It's a slightly better approximation that my wild guess.
"if all 65535 connections on an IP were open" => I'm guessing you mean ports
No, I mean: "let's use 65535 as the approximate limit on connections from behind a NAT, even though it could be larger or smaller depending on the bandwidth and RAM available to the NAT" The technical limit is the number of unique (source IP, source port, destination IP, destination port) tuples, or 65535 per source IP to every unique Tor ORPort. But that's hardly ever reached.
"the biggest Tor Guard has 0.91% Guard probability" => percentage of all entries into the network handled by this guard
=> 0.91% of all user connections but how many user connections are there at a time?
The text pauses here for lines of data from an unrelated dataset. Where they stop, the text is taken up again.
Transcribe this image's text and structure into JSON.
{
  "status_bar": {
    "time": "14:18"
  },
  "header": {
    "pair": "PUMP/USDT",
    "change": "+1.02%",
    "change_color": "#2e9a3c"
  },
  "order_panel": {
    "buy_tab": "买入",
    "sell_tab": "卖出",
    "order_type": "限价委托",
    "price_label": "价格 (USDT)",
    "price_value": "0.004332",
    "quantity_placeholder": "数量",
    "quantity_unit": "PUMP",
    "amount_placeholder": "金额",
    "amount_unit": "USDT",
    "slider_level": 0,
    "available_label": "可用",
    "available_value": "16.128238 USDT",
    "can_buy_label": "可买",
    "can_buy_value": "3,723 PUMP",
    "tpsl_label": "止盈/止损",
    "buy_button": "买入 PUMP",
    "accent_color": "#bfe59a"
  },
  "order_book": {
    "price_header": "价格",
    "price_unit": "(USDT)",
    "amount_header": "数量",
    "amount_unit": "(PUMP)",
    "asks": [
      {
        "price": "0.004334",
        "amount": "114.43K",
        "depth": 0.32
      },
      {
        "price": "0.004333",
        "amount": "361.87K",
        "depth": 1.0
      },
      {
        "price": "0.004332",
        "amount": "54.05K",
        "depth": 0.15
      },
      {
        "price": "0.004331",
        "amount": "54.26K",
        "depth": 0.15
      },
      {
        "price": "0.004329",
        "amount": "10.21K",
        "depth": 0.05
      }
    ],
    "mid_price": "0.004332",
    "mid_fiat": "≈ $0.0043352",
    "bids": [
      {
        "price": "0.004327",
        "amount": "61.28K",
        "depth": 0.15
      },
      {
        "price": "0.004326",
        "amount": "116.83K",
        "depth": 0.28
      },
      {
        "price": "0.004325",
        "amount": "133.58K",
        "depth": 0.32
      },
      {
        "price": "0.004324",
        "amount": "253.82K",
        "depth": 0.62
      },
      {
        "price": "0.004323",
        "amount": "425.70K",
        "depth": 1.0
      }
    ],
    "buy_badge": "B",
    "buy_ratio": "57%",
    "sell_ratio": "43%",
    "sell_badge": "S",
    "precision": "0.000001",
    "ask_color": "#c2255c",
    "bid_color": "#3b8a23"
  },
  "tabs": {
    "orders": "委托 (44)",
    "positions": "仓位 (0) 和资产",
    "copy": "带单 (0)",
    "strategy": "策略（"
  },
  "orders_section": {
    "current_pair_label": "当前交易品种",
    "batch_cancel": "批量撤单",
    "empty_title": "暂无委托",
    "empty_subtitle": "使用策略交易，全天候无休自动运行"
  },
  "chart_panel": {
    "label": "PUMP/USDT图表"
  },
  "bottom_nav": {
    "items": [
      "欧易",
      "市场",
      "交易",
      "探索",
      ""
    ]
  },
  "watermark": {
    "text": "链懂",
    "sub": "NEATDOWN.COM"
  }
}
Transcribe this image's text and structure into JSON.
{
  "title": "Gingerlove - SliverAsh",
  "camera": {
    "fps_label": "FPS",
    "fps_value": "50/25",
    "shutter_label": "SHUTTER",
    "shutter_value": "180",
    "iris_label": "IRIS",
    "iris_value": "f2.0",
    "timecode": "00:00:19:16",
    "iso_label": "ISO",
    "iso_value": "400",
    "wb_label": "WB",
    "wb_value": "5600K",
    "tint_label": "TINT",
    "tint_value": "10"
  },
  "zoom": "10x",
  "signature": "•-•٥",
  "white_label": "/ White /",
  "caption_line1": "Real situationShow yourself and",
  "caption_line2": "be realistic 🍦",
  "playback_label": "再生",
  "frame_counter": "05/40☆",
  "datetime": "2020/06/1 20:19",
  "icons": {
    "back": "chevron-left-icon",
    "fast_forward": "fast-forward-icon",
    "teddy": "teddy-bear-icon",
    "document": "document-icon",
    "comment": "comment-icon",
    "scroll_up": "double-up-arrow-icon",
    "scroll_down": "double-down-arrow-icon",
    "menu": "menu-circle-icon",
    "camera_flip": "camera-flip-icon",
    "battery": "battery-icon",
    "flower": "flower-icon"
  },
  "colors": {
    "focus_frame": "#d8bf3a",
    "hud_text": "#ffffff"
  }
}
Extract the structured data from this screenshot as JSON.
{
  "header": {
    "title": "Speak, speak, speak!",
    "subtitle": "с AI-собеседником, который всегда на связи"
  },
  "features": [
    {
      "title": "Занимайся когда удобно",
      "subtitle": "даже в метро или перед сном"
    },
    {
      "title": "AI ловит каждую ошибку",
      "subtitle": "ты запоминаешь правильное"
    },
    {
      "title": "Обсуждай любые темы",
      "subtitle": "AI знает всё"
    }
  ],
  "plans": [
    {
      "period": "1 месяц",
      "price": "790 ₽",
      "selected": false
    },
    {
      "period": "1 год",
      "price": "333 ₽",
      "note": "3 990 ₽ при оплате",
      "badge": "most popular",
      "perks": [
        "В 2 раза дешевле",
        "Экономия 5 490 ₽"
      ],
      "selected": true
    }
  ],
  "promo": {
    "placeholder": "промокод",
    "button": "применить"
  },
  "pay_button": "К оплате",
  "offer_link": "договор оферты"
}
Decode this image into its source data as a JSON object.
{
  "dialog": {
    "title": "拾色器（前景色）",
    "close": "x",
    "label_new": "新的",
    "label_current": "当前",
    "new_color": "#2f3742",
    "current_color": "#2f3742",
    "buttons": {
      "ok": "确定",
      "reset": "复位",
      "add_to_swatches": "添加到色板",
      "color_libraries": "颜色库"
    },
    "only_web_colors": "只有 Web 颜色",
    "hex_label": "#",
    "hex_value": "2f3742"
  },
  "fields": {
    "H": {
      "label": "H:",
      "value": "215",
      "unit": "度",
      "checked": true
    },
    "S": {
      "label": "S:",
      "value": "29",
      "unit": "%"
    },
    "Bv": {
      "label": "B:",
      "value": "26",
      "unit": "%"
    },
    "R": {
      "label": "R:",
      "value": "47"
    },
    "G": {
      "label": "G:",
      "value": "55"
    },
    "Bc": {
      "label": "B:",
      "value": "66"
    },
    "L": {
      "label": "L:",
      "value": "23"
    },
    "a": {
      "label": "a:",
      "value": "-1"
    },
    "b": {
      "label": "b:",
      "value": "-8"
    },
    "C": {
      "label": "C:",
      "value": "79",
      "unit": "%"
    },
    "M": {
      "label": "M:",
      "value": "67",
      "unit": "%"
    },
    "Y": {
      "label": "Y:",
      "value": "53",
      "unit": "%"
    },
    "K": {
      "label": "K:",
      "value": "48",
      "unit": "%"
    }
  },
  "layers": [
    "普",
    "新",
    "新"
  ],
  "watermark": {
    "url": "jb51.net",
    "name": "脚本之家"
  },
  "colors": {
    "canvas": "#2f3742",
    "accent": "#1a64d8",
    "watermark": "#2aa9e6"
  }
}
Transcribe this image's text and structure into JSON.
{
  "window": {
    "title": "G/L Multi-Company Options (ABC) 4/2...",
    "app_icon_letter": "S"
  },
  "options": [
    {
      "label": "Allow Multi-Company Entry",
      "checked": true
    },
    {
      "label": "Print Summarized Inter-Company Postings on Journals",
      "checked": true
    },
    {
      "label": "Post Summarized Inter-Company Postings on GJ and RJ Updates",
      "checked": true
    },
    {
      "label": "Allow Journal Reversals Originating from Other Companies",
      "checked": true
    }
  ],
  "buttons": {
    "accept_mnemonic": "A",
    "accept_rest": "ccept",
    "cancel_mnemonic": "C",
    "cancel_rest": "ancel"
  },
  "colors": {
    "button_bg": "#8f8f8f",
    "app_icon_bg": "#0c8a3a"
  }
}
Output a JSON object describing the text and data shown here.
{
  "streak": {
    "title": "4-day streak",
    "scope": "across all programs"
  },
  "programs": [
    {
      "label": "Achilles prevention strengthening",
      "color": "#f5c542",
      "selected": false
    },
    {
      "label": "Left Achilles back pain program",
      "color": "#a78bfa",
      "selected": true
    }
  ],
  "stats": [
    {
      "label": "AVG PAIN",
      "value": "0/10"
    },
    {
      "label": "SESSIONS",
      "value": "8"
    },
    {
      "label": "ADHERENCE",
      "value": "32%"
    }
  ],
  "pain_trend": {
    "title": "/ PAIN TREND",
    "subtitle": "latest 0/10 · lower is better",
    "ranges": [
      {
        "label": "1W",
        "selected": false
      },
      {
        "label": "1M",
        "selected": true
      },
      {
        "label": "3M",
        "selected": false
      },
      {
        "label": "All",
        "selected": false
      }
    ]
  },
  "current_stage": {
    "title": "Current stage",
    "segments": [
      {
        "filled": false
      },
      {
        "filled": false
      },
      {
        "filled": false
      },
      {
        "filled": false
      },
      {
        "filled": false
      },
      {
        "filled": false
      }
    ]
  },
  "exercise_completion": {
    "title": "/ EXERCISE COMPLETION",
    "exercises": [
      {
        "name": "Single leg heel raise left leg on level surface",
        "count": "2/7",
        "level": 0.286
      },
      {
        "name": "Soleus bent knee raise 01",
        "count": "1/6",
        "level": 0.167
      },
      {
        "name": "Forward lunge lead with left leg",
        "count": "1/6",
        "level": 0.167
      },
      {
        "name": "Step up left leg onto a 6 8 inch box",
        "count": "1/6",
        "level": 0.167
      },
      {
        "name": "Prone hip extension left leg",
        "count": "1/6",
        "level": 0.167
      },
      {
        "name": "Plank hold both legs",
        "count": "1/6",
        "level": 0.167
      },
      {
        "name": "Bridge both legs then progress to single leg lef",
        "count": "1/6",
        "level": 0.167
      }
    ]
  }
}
Let's assume there are at most 65535 connections at once time from every source IP into the Tor network.
and then don't understand how probability and ports availability can be combined?
If there are 65535 connections open from a source IP, and they all go to Tor Guards, and the clients weight connections according to Guard probability, then the largest guard will have 0.91% of 65535 connections, or approximately 597. Most guards would see 10-200 connections per IP. T
On Mon, 18 Dec 2017 at 23:11 teor <teor2345@gmail.com> wrote:
On 19 Dec 2017, at 08:38, Toralf Förster <toralf.foerster@gmx.de> wrote:
On 12/17/2017 10:24 PM, teor wrote:
Using 256 per IP is probably reasonable.
Is this a rather arbitrary limit or does this limit fit the use of NATed addresses entirely ?
That's an arbitrary safe upper bound.
The number of active connections that can be NATed per IP address is limited by the number of ports: 65535. (Technically, it's 65535 per remote IP address and port, but most NATs don't have that much RAM or bandwidth.)
Also, genuine users behind a NAT would likely have multiple Tor and non-Tor connections open. And spare ports are needed for NAT to manage port churn and the TCP delay wait state on connection close.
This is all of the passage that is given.